Çay ve kahve sektörü dramatik bir şekilde değişmeye devam ederken, biz de Türkiye’de trendlerin ne durumda olduğunu ve nasıl hayat bulduğunu görmek için bir araştırma gerçekleştirdik. Araştırmamız İstanbul’da 18-45 yaş arası AB C1 C2 SES gruplarından toplam 100 kadın ve erkek ile gerçekleşti.
Görüştüğümüz kişilerin %95’i çay tükettiğini söyledi. Kahve tüketenler ise görüşmecilerin %89’u. Hem kahve hem çay içenlere daha çok hangisi içildiği sorulduğunda %74’ü çayı tercih ettiklerini belirtti.
Çay içenlere evde çay içip içmedikleri sorulduğunda %95’i evet cevabını verdi. Bu kişilerden %34’ü de evde yaptıkları çaylara farklı malzemeler ve içerikler kattıklarını, harmanlayıp karışımlar yaptığını söyledi. Genellikle bu çeşit çayları “iki çeşit çayı harmanlayarak” veya çayın içine “ıhlamur, nane, tarçın, zencefil, kuşburnu, karanfil, bal ve tomurcuk” koyarak yaptıklarını belirttiler. Çayın içine neden farklı içerikler kattıkları sorulduğunda ise “tadını daha güzel hale getirmek için”, “çayı daha kaliteli yapmak için”, “kokusu için”, “sağlıklı olduğu için” cevapları verildi. Evde çay olarak neredeyse tamamen (%85) siyah çay tercih ediliyor. Geriye kalanlar ise bitki çayını ve beyaz çayı tercih ediyor.
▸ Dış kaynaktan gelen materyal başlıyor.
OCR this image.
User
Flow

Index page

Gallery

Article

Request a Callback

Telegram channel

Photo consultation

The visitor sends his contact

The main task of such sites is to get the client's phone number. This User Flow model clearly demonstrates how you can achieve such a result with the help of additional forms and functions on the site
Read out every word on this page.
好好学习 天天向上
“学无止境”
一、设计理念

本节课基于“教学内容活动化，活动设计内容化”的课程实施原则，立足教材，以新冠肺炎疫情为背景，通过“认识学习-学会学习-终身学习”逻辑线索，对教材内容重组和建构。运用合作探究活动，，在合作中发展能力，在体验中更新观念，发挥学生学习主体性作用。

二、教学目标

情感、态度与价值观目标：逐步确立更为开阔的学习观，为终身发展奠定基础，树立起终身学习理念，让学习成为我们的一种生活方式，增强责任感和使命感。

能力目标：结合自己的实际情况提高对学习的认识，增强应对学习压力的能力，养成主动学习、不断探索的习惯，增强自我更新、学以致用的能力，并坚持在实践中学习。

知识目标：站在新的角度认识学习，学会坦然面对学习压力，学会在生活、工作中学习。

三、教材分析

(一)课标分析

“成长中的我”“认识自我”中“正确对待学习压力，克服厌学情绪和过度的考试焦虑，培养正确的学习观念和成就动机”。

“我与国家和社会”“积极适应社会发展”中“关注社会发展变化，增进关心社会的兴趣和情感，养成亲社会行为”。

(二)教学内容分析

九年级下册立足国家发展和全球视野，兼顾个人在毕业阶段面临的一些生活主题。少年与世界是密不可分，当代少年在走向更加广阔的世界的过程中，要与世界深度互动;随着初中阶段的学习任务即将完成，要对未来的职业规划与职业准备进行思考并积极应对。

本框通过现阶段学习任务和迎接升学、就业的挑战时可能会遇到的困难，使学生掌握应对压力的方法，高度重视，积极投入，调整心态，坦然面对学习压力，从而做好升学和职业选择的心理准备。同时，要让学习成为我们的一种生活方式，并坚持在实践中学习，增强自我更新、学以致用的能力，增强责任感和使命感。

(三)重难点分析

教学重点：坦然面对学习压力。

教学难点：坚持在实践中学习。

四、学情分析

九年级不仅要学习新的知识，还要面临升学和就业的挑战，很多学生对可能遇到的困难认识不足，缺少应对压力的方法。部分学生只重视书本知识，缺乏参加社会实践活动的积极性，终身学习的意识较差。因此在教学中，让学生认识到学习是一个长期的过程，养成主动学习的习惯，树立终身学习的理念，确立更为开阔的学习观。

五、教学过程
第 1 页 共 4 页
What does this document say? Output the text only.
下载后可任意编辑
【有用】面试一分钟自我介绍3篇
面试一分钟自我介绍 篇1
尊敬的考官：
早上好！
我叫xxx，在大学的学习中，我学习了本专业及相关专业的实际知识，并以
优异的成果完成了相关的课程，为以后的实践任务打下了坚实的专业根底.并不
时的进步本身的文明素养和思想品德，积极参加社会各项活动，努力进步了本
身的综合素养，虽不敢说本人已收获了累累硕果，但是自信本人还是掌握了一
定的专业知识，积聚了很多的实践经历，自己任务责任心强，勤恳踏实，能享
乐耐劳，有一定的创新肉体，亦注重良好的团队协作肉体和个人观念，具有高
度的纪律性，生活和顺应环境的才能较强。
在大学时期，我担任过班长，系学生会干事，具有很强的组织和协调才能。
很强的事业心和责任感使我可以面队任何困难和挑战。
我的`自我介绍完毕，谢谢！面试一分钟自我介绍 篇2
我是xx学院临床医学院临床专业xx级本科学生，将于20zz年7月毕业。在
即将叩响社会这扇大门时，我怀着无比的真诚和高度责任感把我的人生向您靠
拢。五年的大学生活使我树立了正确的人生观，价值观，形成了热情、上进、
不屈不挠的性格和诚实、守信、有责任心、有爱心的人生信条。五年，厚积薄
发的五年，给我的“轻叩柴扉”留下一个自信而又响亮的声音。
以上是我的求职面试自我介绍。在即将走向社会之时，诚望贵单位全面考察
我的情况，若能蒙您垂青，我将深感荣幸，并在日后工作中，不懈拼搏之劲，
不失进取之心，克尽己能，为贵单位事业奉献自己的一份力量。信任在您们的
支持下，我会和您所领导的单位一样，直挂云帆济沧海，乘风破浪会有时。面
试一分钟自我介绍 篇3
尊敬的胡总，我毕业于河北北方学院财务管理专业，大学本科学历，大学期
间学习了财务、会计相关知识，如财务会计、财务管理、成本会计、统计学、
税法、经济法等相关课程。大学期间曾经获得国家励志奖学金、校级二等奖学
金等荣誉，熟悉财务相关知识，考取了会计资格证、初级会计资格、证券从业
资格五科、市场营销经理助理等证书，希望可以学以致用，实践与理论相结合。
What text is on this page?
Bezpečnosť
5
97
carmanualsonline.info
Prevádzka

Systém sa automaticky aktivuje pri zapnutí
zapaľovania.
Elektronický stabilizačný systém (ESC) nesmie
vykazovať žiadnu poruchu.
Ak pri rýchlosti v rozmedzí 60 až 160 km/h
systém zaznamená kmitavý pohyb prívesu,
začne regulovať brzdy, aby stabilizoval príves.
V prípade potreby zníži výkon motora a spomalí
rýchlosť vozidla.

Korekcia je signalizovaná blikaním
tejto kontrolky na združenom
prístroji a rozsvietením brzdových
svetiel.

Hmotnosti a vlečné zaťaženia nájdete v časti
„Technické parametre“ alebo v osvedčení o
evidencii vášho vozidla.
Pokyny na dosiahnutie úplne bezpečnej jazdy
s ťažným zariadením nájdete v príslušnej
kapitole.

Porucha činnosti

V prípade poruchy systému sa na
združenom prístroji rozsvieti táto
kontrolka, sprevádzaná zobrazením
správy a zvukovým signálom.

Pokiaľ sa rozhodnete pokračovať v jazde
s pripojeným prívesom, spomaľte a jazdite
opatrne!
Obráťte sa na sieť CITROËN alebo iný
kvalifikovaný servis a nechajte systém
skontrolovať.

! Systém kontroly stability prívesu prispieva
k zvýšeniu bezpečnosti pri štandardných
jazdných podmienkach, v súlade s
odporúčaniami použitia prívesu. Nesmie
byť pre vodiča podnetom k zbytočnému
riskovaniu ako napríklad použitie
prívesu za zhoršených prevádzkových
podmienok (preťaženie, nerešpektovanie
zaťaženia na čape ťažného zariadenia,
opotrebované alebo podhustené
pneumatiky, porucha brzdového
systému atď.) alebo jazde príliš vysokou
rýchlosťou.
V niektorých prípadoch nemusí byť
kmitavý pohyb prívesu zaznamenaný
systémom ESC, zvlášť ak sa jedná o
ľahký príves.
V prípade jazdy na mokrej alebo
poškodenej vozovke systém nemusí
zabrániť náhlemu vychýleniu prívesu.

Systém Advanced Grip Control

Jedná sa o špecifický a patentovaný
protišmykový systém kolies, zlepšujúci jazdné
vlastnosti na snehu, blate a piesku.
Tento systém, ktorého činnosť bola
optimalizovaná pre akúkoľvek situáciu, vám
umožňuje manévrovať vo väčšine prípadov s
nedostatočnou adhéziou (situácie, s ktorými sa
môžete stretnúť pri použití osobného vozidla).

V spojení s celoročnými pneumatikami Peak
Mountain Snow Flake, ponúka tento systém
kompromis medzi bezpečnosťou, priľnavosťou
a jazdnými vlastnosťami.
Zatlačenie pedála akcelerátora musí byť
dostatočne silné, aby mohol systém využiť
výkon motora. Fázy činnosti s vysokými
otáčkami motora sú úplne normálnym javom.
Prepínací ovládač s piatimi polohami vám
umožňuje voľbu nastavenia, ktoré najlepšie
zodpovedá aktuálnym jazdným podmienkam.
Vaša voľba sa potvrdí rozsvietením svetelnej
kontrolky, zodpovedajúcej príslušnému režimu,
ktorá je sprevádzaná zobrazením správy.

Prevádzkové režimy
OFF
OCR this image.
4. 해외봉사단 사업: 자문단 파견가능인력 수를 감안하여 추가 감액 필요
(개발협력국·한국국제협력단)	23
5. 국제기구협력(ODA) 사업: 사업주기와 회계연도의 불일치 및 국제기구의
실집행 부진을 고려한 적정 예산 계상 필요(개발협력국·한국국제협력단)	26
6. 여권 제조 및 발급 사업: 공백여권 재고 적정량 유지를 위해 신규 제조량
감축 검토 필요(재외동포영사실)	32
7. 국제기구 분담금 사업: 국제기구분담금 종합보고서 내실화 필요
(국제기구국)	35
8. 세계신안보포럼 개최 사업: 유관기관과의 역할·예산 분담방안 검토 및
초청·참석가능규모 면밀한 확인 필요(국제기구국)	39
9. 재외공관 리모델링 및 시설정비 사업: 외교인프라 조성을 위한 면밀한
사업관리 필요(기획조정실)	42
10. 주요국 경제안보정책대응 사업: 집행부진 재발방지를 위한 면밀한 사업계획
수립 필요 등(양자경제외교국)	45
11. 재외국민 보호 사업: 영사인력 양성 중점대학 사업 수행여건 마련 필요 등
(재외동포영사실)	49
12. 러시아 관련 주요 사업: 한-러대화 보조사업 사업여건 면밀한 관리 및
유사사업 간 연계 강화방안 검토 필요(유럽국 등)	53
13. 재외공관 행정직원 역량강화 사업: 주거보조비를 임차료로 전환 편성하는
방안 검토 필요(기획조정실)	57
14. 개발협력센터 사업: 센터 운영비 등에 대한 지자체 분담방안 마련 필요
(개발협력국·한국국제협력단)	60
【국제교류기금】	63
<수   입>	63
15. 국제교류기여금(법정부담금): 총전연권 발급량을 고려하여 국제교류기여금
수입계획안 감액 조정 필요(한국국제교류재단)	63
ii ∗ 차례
Dışarıda çay içenler görüşmecilerin %84’ü. Dışarıda çay içildiğinde yine çoğunlukla siyah çay içiliyor. Siyah çaya ek olarak bitki çayı, yeşil çay, kış çayı ve beyaz çay gibi çaylar da dışarıda içilen çaylardan. Dışarıda farklı malzemeleri/ içerikleri/ aromaları içine katarak veya birden fazla çayı harmanlayarak yapılan karışım çaylarını içenler ise %15. Evde yapması biraz daha uğraş isteyen kış çayları, ıhlamur, bitki çayları, chai tea latte gibi çaylar bunların arasında yer alıyor.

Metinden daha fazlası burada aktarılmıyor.